Max,
  I agree with what you are saying. To eliminate such stuff, this is what I 
have done:  I created schema for multiple tables with no indexing, no joins, no 
foreign key constraints.  Basically I wanted to keep it as simple as possible 
for inserts to be faster. Then I simulated the inserts with as minimum C code 
as possible. I had around 50 inserts within each transaction (between BEGIN and 
END). Also I had synchronous=OFF and had my journaling also turned off (even 
tried with MEMORY based journaling). So basically I eliminated all external 
dependencies that I could think of to make it faster.

  I simulated for thousands of inserts to see how the system performs on heavy 
load conditions. I printed the time consumption stats periodically. In such a 
test case, I see that there is a considerable improvement seen. But what I 
observed is as I kept running simulations for longer periods, the inserts were 
taking lot more time in later stages than they were taking initially. For ex, 
If I ran for 200,000 inserts, first 20,000 inserts were done in 9 secs, but 
last 20,000 inserts (from 180,000th to 200,000) took almost 110 secs. It is 
more than 10 times than what it was initially. These results were consistent 
across all iterations of simulation I did.

  So I am afraid this won't scale as I keep inserting into same db file. 

  So my question is, Is this behavior expected? Am I doing something wrong? Is 
my assumption that time to insert is proportional to size of the db file 
correct? Since I am simulating with the same application code and with no 
schema complications, I am assuming there should not be many external 
dependencies that will affect the system in the long run. 

  Your help is appreciated...

Thanks
Raghu

-----Original Message-----
From: sqlite-users-boun...@sqlite.org [mailto:sqlite-users-boun...@sqlite.org] 
On Behalf Of Max Vlasov
Sent: Wednesday, December 16, 2009 2:38 AM
To: General Discussion of SQLite Database
Subject: Re: [sqlite] BACK API Questions

On Wed, Dec 16, 2009 at 9:30 AM, Raghavendra Thodime <rthod...@sipera.com>wrote:

>  I did try using batch of transactions with synchronous=OFF PRAGMA set.

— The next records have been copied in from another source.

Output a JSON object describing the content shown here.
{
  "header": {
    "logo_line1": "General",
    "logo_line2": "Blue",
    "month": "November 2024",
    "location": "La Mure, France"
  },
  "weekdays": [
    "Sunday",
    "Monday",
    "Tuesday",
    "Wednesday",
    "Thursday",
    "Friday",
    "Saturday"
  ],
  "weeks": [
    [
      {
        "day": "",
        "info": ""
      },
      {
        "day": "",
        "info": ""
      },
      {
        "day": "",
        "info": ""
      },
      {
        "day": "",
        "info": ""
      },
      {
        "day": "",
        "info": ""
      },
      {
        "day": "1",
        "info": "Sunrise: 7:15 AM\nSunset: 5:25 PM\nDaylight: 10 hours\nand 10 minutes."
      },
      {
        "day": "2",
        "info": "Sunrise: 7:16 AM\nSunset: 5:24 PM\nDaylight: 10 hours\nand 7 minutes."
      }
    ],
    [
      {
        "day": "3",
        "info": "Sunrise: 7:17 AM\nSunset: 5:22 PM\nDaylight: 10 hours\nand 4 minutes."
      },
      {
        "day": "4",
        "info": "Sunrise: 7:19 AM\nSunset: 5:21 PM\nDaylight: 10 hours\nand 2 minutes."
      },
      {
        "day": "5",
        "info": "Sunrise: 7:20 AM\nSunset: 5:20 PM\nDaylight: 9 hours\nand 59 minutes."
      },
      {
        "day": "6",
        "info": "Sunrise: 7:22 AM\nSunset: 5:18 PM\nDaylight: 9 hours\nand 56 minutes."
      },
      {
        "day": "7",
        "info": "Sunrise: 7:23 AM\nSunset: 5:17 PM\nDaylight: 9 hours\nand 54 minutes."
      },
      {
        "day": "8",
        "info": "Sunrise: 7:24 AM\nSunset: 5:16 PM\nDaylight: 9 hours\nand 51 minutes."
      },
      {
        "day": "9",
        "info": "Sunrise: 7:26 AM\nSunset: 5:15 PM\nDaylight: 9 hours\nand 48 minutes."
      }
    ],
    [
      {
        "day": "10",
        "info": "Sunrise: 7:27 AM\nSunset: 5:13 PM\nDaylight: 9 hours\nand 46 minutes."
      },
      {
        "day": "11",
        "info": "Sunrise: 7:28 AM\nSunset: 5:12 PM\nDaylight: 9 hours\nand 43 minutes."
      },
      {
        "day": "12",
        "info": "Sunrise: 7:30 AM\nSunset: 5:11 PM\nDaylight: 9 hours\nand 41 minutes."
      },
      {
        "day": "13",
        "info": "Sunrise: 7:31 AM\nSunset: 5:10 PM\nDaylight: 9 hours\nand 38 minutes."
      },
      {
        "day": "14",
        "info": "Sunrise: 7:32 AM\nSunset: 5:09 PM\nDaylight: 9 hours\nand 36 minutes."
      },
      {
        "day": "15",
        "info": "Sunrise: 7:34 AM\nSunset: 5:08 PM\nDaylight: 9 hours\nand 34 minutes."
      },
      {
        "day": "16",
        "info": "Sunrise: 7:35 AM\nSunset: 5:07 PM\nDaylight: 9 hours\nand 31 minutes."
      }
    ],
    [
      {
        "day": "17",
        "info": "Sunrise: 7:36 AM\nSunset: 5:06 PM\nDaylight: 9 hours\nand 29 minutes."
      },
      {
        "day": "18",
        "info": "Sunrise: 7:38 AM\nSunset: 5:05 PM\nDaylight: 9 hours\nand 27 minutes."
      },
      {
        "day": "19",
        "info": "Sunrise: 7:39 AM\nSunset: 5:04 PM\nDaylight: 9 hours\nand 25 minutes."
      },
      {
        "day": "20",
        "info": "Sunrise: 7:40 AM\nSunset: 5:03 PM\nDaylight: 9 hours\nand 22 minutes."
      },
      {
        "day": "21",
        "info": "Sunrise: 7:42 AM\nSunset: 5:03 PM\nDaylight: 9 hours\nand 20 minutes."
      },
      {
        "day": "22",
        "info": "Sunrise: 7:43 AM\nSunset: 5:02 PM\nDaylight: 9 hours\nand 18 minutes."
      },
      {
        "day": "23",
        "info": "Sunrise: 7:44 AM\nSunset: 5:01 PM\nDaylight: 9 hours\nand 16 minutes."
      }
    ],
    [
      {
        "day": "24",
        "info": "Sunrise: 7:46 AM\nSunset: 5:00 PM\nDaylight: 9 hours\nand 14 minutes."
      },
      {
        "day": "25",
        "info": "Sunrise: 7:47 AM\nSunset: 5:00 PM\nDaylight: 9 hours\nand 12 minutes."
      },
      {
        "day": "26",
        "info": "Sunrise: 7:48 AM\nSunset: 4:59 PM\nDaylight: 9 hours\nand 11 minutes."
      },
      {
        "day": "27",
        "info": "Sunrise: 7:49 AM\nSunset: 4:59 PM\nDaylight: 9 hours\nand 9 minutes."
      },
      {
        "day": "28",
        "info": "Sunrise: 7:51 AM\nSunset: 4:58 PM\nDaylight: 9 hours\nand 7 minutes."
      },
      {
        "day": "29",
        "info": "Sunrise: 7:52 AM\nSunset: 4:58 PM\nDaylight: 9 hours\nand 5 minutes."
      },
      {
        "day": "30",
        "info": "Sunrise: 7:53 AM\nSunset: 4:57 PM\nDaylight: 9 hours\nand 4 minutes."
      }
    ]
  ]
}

The
> performance improved slightly. But as db file started to grow larger and
> larger in size, the performance degraded considerably. Is it expected? Or Is
> there a work around for this?
>

If you did everything according this topic:

(19) INSERT is really slow - I can only do few dozen INSERTs per second (
http://www.sqlite.org/faq.html#q19 )

from FAQ, you probably have extra overload with your development
language/library. Also be aware that you will probably never get the same
speed as the general copying of same amount of data with the file system
routines since the db engine have to deal with indexes and other extra job.
So the performance high or low might be a subjective estimate.